Il n'y a qu'à voir le sort réservé à un coordinateur d'intimité lors d'une séance photo où Jocelyn doit être toujours plus sexy tout en proposant des émotions volontairement ridicules. Au moment où elle montre entièrement ses seins, le coordinateur intervient. Non pas parce que la chanteuse pourrait être mal à l'aise. Mais uniquement parce que cela ne fait pas partie du contrat. Et même si Jocelyn souhaite se mettre à nu, chez elle pour poser pour son album, il faudra attendre 48h avant de le faire. La solution hilarante de Chaim sera de l'enfermer dans les toilettes pendant 3 heures.
Le sexy se révèle moche et vulgaire
Plus tard, Jocelyn se retrouve à répéter une chorégraphie pour le tournage de son clip en toute petite tenue. Le fait que Sam Levinson filme Lily-Rose Depp dans des positions lascives a été critiqué. Male gaze ou choix de mise en scène pour contraster toujours plus avec les propos des managers de Jocelyn (et une journaliste de Vanity Fair qui en prend aussi pour son grade), qui l'observent au loin avec un grand sourire, et ainsi faire réagir ?
Reste que ces tenues minuscules que Jocelyn porte constamment témoignent d'une certaine aliénation de la chanteuse, transformée en objet de désir depuis des années. Le personnage de l'assistante est d'ailleurs souvent là pour tenter d'apporter une parole censée.
D'ailleurs, cette séquence est à mettre en parallèle avec le tournage du clip dans l'épisode 2 où le "sexy" disparaît. Jocelyn s'épuise, enchaîne les allers-retours en tenue de scène entre le plateau et la caméra pour voir les rushs et filmer inlassablement la même scène jusqu'à atteindre la perfection. Elle finira les pieds en sang, le visage boursouflé par les larmes et noirci par son mascara qui coule.

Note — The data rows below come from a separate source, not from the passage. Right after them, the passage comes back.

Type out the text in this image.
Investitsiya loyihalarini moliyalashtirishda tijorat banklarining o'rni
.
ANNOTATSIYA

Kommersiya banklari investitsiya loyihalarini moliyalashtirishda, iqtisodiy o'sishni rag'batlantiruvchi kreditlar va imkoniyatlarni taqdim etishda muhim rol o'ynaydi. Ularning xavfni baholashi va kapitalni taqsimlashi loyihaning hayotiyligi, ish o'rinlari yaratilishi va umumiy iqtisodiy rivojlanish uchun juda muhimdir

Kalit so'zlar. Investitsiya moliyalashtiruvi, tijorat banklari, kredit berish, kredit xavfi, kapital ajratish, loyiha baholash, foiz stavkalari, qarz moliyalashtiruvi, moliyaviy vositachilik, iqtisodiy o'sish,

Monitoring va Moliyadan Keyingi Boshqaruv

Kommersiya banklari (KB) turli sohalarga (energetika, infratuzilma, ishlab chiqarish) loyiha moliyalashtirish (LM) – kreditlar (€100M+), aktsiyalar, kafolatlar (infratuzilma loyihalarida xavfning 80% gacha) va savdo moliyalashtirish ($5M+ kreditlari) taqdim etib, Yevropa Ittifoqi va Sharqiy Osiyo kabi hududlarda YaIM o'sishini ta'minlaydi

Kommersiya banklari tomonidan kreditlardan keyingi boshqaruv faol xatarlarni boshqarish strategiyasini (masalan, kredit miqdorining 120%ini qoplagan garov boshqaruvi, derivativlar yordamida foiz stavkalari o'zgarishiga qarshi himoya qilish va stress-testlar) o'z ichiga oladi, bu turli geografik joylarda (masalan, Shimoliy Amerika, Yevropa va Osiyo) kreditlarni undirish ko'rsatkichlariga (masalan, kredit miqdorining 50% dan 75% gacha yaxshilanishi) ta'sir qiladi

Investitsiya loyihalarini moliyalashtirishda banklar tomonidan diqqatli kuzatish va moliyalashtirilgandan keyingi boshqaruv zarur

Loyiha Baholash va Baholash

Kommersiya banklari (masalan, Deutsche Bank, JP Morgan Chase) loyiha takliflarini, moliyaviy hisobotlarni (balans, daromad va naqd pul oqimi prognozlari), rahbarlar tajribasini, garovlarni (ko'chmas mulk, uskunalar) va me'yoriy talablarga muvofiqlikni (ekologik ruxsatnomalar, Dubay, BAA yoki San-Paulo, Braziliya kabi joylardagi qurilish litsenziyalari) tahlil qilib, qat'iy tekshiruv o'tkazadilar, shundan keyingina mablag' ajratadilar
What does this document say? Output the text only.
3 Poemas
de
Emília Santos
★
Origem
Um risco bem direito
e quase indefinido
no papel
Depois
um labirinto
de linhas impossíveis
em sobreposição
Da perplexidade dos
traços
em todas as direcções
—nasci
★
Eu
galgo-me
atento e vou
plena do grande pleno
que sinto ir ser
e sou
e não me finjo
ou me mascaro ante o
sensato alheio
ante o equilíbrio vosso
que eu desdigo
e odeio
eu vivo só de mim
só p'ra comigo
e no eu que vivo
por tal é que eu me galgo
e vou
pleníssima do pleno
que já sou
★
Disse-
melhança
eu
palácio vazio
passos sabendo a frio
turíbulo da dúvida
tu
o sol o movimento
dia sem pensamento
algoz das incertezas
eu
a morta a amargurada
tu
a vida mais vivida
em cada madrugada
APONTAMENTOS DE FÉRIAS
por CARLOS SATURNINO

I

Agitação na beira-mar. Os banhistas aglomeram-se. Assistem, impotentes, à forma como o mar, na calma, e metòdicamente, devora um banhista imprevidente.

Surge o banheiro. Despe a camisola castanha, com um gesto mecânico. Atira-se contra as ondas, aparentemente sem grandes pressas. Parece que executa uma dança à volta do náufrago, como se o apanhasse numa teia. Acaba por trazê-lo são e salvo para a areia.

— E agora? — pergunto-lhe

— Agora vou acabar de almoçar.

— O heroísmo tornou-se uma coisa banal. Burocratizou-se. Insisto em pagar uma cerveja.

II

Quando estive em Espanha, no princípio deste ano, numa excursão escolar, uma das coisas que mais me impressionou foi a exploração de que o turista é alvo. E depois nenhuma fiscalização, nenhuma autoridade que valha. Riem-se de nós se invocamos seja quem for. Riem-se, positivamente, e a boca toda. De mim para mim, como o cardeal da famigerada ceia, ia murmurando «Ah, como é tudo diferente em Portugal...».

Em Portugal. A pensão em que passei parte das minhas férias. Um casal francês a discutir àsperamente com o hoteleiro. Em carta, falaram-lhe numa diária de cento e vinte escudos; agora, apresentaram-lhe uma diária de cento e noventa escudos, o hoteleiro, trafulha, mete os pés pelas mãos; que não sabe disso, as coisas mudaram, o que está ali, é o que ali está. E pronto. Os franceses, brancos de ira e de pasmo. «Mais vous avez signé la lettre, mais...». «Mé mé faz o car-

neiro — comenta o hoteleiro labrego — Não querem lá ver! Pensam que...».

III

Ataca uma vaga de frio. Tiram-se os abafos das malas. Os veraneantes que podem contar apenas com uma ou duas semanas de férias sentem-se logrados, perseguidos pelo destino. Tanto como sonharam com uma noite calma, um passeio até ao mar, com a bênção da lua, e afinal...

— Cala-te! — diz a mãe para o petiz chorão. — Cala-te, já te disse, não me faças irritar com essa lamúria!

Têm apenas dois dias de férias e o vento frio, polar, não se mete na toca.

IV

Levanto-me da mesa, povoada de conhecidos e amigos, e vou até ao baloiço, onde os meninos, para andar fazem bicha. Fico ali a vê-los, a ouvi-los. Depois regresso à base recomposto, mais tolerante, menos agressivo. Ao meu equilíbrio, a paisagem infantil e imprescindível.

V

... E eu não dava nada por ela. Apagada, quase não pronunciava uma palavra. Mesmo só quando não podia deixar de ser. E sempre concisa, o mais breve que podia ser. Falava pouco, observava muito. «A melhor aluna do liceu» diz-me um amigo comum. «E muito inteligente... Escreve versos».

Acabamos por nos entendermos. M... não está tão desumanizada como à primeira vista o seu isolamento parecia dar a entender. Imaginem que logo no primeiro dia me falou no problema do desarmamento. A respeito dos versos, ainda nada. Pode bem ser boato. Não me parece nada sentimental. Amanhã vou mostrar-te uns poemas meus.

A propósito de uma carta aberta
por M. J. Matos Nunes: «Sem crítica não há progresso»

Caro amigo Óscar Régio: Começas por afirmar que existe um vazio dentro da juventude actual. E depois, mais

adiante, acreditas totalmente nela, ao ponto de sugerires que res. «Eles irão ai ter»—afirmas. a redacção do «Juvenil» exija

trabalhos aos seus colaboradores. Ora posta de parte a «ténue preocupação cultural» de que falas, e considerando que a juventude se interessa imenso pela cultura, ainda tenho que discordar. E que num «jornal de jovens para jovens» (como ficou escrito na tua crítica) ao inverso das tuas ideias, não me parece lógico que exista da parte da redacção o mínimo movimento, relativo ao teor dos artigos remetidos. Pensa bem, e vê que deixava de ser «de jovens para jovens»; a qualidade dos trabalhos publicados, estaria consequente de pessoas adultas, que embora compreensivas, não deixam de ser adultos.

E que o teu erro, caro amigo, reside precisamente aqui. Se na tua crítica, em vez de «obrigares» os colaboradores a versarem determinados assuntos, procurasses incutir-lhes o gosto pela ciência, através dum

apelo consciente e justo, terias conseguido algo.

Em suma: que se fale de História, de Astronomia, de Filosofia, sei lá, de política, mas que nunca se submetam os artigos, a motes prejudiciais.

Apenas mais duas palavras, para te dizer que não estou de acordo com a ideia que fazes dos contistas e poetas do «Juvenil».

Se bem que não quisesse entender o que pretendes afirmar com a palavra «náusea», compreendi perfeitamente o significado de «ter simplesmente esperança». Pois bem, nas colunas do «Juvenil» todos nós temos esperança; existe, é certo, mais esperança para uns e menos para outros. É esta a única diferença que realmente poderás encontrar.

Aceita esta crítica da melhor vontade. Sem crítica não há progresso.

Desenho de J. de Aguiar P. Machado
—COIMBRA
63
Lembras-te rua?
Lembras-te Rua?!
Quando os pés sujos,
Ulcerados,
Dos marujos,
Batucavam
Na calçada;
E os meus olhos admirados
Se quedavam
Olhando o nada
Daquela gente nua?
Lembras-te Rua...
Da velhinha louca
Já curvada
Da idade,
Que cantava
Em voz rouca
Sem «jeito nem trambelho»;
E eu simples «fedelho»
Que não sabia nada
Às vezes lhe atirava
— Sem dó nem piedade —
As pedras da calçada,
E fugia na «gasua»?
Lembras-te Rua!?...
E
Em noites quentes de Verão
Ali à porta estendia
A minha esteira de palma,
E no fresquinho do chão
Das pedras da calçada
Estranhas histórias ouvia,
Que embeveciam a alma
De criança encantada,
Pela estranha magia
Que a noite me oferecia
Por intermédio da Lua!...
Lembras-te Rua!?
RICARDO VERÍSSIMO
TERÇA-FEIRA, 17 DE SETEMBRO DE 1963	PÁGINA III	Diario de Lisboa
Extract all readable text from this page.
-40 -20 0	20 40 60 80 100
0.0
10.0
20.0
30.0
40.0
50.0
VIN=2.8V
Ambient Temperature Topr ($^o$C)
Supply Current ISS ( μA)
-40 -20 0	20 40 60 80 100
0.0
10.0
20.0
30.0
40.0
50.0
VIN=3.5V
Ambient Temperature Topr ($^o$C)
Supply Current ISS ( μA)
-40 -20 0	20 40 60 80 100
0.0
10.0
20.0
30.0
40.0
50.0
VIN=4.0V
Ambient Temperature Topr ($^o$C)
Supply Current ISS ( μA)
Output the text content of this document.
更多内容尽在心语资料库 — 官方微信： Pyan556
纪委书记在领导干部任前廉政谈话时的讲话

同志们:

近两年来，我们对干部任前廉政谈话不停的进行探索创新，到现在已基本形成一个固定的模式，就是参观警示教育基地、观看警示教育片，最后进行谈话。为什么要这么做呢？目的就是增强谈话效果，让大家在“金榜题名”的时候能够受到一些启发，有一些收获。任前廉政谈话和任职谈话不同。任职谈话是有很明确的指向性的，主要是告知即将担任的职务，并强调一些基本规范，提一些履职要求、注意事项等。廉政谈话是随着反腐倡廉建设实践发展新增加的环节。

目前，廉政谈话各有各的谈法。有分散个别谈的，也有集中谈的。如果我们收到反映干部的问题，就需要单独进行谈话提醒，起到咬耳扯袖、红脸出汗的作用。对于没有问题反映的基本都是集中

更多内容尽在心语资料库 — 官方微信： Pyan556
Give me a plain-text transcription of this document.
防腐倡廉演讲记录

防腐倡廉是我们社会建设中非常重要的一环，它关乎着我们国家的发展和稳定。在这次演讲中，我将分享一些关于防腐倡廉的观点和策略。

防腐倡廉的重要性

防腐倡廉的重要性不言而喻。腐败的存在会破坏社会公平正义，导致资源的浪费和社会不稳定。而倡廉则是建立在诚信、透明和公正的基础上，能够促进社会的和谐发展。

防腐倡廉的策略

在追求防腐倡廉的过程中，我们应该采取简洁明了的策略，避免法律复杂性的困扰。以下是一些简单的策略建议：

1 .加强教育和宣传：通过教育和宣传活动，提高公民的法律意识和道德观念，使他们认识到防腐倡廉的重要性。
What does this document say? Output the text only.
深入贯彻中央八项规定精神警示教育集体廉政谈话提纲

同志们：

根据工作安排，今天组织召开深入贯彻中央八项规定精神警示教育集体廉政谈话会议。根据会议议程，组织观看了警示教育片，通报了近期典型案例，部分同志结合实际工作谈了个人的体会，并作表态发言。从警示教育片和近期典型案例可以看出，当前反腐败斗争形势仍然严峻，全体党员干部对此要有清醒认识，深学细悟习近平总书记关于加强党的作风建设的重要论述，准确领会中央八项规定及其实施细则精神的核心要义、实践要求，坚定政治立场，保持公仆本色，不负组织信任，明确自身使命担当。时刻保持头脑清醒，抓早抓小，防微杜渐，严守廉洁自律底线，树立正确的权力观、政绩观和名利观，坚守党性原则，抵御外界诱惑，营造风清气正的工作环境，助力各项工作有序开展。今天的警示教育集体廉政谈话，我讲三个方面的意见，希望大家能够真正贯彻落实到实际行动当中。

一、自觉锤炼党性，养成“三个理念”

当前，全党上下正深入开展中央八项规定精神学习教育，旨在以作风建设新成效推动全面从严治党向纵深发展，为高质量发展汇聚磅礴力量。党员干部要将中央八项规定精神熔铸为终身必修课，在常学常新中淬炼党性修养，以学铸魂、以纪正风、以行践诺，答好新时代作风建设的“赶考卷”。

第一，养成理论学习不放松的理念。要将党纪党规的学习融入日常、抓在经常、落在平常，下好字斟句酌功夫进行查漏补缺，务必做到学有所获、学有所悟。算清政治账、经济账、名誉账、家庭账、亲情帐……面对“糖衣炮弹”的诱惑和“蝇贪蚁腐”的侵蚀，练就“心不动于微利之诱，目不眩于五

Après cette première partie, selon nous très réussie, The Idol fait intervenir Tedros (Abel Tesfaye), le patron d'un club qui va charmer Jocelyn. Un manipulateur qui, au fil des scènes, se révélera un escroc et un homme vulgaire. A l'image de ses dialogues typiques d'un porno avant de passer à l'acte avec Jocelyn.
Bien qu'on puisse regretter un montage parfois trop clipesque de la part de Sam Levinson, et des discussions trop étirées entre les deux personnages, l'intérêt réside dans l'emprise que développe Tedros sur Jocelyn pour potentiellement faire tendre The Idol vers le thriller. L'homme est éminemment toxique et un pervers narcissique. La série ne s'en cache pas. Il faudra attendre de voir où nous mènent les épisodes suivants. Mais ce début a tout de même du potentiel bien qu'on puisse déjà voir poindre certaines limites.
The Idol est à découvrir sur le Pass Warner de Prime Video à partir du 4 juin.